Hi,

The scores aren't (log) normalized until they're loaded in the map

phase. Take a look at LDAState. The array

private final double[] logTotals; // log \sum p(w|t) for topic=1..nTopics

in LDAState has normalization constants. The method

logProbWordGivenTopic is intended for access... LDADriver#createState

is a round about way of creating an LDA State.

-- David

On Mon, Dec 6, 2010 at 12:06 PM, Quiroz Hernandez, Andres

<

[hidden email]> wrote:

> Thanks for your quick reply, Ted. It looks like either the probabilities are not normalized or the function being used is not a simple sum of log probabilities, because exp does not always return a value between 0 and 1. I will take a look at the code to see if I can find exactly how the value is calculated (but if anyone knows the function used, and if I can directly invert it to find P(w|t) please let me know).

>

> Thanks again,

>

> Andres

>

> -----Original Message-----

> From: Ted Dunning [mailto:

[hidden email]]

> Sent: Monday, December 06, 2010 11:57 AM

> To:

[hidden email]
> Subject: Re: Probability from log likelihood in LDA output

>

> Yes.
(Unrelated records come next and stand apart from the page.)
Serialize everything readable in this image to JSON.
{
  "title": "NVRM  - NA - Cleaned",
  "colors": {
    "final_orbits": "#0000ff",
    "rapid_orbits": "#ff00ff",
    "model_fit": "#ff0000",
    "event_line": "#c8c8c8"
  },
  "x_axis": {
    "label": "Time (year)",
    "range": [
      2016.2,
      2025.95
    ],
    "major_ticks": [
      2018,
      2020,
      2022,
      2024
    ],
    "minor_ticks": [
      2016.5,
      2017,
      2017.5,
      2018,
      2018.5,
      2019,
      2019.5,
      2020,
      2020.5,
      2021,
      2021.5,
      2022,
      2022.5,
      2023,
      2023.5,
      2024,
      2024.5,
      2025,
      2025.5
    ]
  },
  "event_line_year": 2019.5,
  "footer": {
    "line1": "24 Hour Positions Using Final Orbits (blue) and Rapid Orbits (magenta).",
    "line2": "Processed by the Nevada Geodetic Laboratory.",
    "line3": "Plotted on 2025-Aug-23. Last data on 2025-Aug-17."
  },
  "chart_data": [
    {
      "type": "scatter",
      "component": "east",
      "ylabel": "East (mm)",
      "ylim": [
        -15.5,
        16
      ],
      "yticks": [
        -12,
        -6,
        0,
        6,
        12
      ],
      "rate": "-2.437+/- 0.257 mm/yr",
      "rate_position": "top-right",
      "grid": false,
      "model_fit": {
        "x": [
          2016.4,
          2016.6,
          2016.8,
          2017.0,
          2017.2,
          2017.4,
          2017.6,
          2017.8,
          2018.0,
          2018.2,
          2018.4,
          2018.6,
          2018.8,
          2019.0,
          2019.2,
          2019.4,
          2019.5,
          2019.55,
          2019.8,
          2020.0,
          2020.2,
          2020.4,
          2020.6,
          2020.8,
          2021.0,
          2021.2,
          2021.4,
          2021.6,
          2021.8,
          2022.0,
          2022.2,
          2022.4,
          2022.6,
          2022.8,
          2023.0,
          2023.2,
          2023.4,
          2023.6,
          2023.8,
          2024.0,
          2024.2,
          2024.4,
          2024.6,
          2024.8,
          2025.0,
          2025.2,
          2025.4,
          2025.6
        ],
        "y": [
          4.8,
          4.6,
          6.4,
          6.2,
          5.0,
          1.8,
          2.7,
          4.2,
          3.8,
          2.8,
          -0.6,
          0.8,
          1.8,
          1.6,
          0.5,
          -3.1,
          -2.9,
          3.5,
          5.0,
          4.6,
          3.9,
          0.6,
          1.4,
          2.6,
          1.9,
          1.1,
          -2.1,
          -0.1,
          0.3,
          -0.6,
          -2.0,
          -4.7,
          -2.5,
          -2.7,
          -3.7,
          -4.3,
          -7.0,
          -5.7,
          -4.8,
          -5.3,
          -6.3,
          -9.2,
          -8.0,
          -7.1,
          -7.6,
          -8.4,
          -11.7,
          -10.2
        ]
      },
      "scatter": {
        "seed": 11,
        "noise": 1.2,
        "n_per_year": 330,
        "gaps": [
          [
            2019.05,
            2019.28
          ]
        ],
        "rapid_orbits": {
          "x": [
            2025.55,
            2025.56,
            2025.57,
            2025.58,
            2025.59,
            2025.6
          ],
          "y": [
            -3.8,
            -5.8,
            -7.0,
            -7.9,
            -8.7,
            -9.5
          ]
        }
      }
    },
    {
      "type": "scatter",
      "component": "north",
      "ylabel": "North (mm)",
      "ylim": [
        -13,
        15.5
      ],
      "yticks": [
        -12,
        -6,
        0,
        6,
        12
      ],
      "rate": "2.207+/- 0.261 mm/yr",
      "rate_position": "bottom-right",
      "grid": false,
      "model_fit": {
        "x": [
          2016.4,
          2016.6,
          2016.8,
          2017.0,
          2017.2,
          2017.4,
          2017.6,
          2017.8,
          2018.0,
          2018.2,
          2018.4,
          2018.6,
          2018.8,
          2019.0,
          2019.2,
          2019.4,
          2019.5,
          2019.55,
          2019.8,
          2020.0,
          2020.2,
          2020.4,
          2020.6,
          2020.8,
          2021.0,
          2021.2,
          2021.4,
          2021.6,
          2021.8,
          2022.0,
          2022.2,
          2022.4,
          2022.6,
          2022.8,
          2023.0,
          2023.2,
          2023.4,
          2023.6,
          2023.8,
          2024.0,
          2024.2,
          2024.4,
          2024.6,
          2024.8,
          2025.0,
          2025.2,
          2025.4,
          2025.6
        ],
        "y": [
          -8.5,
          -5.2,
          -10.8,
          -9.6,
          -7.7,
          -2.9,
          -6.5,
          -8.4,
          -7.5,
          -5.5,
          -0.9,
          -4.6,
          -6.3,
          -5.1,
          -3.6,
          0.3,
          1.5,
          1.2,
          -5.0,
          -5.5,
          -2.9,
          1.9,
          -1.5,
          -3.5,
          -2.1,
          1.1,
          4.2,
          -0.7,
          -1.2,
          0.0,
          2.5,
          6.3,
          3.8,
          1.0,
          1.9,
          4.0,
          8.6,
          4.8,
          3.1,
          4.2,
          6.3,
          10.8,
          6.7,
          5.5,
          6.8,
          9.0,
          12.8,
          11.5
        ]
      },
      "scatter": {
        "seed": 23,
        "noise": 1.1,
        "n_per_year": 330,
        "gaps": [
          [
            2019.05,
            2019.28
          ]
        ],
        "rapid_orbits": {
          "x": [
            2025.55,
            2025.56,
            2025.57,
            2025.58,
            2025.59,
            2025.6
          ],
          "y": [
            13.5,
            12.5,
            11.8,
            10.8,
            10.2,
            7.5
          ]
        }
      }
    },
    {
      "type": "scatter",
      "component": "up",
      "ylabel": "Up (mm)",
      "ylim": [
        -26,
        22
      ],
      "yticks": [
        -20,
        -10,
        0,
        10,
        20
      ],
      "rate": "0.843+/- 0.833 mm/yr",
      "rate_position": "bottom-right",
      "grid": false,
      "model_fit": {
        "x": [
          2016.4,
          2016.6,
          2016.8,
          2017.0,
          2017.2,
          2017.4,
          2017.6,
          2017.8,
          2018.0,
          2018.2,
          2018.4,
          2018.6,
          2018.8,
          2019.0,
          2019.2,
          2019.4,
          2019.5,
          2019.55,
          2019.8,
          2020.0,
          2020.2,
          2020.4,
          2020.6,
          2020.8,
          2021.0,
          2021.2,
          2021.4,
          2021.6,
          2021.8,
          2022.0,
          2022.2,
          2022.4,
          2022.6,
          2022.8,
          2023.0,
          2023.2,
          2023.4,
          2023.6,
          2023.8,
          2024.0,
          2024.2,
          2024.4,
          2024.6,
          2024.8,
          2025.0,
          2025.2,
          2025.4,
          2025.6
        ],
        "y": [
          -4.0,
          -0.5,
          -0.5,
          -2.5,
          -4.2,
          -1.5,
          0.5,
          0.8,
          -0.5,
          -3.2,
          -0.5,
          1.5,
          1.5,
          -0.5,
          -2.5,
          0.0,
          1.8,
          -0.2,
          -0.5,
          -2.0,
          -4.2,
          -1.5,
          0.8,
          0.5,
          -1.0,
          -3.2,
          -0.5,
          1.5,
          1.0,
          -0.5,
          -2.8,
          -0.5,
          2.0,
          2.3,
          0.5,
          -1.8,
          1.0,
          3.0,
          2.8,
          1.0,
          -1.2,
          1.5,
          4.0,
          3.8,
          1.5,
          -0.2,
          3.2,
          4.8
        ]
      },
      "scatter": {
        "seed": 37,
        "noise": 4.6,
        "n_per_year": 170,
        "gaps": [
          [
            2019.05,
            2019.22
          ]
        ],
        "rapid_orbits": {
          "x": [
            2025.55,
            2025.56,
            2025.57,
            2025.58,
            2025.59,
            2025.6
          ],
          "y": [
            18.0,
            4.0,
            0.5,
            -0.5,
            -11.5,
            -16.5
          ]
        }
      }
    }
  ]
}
I should be possible to use exp to get the actual probability. The

> fact that it is a sum

> of log probabilities just means that the probability is a product of

> probabilities.

>

> It is possible that the probabilities are not normalized, but that would be

> a bit surprising for

> this kind of algorithm.

>

> On Mon, Dec 6, 2010 at 8:02 AM, Quiroz Hernandez, Andres <

>

[hidden email]> wrote:

>

>> Hello,

>>

>> As I understand it, the output for LDA is a log likelihood value for

>> each word/topic pair, which is a function of log(P(w|t)). Is it possible

>> to invert that function to obtain P(w|t)? I have a feeling it is not,

>> since it looks like the final value is obtained as a sum of log

>> probabilities, but I just wanted to check, since an output as a

>> probability is more readable than the likelihood value given.

>>

>> Thanks,

>>

>> Andres

>>

>